二人の会話に不信感を抱いた先輩が声をかけてきた。

「ほら、博和が大きな声を出すから」
「だってさ……」

「ひ、博和?」

「ああ。何でもありません。ちょっとトイレに行ってきていいですか?」

「え……あ、い、いいけど」

「ほら、友里も一緒に行くんでしょ」
「えっ……あ、え、ええ!」

「ちょ、ちょっと……」

二人は皆が注目する中、校舎へと走っていった。


「はぁ、はぁ」
「もう戻れないな。
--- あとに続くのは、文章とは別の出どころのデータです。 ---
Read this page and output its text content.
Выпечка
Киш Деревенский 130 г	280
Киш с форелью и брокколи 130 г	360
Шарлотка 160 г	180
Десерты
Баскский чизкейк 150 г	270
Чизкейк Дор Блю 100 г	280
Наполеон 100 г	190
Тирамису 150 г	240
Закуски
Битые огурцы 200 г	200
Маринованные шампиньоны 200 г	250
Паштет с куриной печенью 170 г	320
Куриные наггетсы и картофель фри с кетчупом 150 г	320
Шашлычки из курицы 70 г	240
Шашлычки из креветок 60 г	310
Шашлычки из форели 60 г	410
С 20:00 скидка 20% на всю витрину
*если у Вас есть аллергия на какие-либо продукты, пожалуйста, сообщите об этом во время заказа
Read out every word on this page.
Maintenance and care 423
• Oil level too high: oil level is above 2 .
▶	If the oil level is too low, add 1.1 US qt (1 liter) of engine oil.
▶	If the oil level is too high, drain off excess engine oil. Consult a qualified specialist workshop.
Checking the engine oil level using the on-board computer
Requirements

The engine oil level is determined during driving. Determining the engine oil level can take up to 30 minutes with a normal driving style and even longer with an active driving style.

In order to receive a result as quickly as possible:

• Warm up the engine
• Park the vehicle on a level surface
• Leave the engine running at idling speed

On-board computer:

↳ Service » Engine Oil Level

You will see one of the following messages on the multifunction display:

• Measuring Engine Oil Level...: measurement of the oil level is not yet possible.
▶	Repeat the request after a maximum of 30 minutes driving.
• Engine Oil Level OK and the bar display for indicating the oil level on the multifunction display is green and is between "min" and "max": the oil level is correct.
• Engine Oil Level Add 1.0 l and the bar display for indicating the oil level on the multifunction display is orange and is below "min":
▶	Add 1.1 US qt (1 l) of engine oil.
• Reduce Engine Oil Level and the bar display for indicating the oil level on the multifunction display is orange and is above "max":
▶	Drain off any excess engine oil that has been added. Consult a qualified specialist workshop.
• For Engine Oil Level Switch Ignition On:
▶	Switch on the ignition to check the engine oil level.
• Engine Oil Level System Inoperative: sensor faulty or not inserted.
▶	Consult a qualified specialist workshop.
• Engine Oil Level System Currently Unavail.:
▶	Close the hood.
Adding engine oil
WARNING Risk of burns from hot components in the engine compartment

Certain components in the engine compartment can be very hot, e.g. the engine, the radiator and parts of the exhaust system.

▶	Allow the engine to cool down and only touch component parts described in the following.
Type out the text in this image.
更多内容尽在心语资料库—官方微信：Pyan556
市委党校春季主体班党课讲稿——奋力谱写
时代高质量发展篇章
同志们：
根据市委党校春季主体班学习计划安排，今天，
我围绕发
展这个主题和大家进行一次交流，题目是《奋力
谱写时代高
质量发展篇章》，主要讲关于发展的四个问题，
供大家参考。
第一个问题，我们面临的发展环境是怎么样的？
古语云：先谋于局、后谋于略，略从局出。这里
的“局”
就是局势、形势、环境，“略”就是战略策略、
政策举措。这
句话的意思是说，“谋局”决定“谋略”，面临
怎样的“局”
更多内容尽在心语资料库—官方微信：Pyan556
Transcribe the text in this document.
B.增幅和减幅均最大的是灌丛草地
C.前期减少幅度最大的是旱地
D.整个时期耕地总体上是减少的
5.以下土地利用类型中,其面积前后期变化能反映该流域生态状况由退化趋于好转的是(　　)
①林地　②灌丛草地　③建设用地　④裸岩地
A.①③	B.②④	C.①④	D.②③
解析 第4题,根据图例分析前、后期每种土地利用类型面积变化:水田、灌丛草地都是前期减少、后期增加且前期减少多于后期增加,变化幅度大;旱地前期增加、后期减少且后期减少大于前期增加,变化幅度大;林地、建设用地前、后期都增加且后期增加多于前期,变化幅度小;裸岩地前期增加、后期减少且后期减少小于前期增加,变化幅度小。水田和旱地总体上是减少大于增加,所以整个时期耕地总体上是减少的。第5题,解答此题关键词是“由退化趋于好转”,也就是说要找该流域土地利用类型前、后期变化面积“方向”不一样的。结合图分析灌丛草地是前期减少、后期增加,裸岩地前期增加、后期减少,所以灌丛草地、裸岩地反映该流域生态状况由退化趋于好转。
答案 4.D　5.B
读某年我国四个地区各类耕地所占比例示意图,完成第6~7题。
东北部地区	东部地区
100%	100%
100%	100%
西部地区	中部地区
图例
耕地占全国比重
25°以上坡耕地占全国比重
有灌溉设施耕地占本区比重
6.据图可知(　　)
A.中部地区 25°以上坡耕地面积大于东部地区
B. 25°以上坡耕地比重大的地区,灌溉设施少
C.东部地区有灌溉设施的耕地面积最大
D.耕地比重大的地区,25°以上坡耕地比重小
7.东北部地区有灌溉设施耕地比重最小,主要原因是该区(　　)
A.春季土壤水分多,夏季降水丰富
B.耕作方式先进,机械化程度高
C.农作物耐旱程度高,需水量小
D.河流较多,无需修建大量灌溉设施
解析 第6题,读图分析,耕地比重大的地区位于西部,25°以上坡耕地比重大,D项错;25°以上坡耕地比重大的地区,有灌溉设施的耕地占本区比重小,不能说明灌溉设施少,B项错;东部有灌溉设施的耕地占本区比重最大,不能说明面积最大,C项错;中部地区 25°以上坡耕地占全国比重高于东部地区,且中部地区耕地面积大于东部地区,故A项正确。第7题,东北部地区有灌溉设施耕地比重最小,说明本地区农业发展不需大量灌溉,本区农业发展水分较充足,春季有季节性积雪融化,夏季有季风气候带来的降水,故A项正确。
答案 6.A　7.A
このままこの体で遊ぼうぜ」
「俺はもっと亜季ちゃんに成りすまして楽しみたかったんだけどな」
「もう十分だろ。それに、あんな調子じゃ明らかにおかしいと思われるじゃないか」
「ソフトボールだからだめなんだよ。ほかの部活なら何とかなっていたと思うんだ」
「ほかの部活って何だよ」
「基本的には文化部さ」
「部活にこだわる必要ないし」
「まあな。でもこうなったら博和の言うように、このまま体を楽しむしかなさそうだな」
「だろ。どこに行く?」
「他の部活している生徒もいるからな。トイレもいいけど狭いし」
「使っていない教室にでも行くか」
「ああ、それがいい」

亜季と友里に成りすますことを放棄した二人は、並んで歩きながら校舎の中に消えた。